Bei seiner Vernehmung durch Beamte des ZFA am 13.05.1995 gab K an, er habe von S zuvor in der vergangenen Woche ca. 80 bis 100 Stangen Zigaretten erhalten.

In der Wohnung des Kl wurde bei ihrer Durchsuchung am 13.05.1995 ein Notizzettel mit Aufzeichnungen gefunden, die im Zusammenhang mit Zigarettengeschäften stehen können.

Bei seiner Vernehmung durch Beamte des ZFA am 13.05.1995 gab H an, der Kl habe ihm vor einiger Zeit schon mal vier Stangen Zigaretten zum Preis von 25 DM/Stange verkauft. Letztlich habe der Kl ihm den Lohn für die Transportleistung am 13.05.1995 in Form von 45 Stangen Zigaretten, davon 25 Stangen der Marke Golden American mit je 250 Stück/Stange, gegeben.

Bei seiner Vernehmung durch Beamte des ZFA am 19.05.1995 gab der Kl an, er habe 1994 schon mal auf dem Trödelmarkt 10 Stangen unversteuerter Zigaretten gekauft.

S, B, K und H waren schon bei ihrer ersten Vernehmung durch Beamte des ZFA geständig, wobei B seine Aussage im Beisein seines Strafverteidigers machte. S und K bestätigten ihre Aussage bei ihrer richterlichen Vernehmung durch den Haftrichter. Hierbei erklärte K, er habe sich den Gewinn mit dem Kl teilen wollen.

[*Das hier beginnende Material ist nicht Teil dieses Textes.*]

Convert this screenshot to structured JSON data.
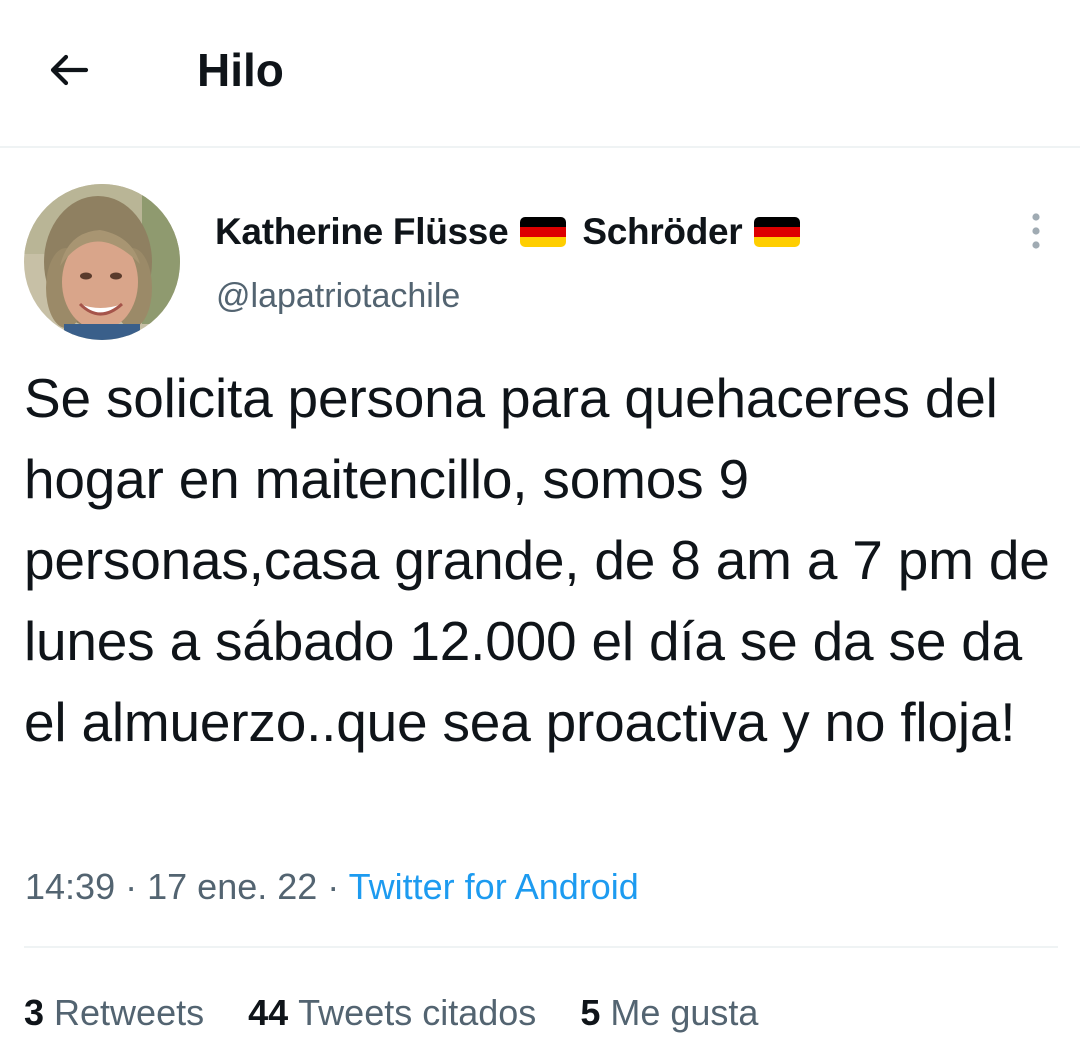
{
  "header": {
    "back_icon": "arrow-left-icon",
    "title": "Hilo"
  },
  "tweet": {
    "author": {
      "display_name_part1": "Katherine Flüsse",
      "display_name_part2": "Schröder",
      "flag_icon": "germany-flag-icon",
      "handle": "@lapatriotachile"
    },
    "more_icon": "vertical-ellipsis-icon",
    "text": "Se solicita persona para quehaceres del hogar en maitencillo, somos 9 personas,casa grande, de 8 am a 7 pm de lunes a sábado 12.000 el día se da se da el almuerzo..que sea proactiva y no floja!",
    "time": "14:39",
    "separator": "·",
    "date": "17 ene. 22",
    "source": "Twitter for Android"
  },
  "stats": {
    "retweets_count": "3",
    "retweets_label": "Retweets",
    "quotes_count": "44",
    "quotes_label": "Tweets citados",
    "likes_count": "5",
    "likes_label": "Me gusta"
  },
  "colors": {
    "text_primary": "#0f1419",
    "text_secondary": "#536471",
    "link": "#1d9bf0",
    "divider": "#eff3f4"
  }
}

Bei seiner Vernehmung am 19.05.1995 durch Beamte des ZFA bestätigte dann der Kl, der zunächst erklärt hatte, mit der Sache nichts zu tun zu haben, seine Beteiligung am Zigarettenverkauf vom 13.05.1995 und die Absicht, sich den Gewinn mit K zu teilen. Diese Aussage bestätigte er auch vor dem Haftrichter.

Mit Urteil des Amts...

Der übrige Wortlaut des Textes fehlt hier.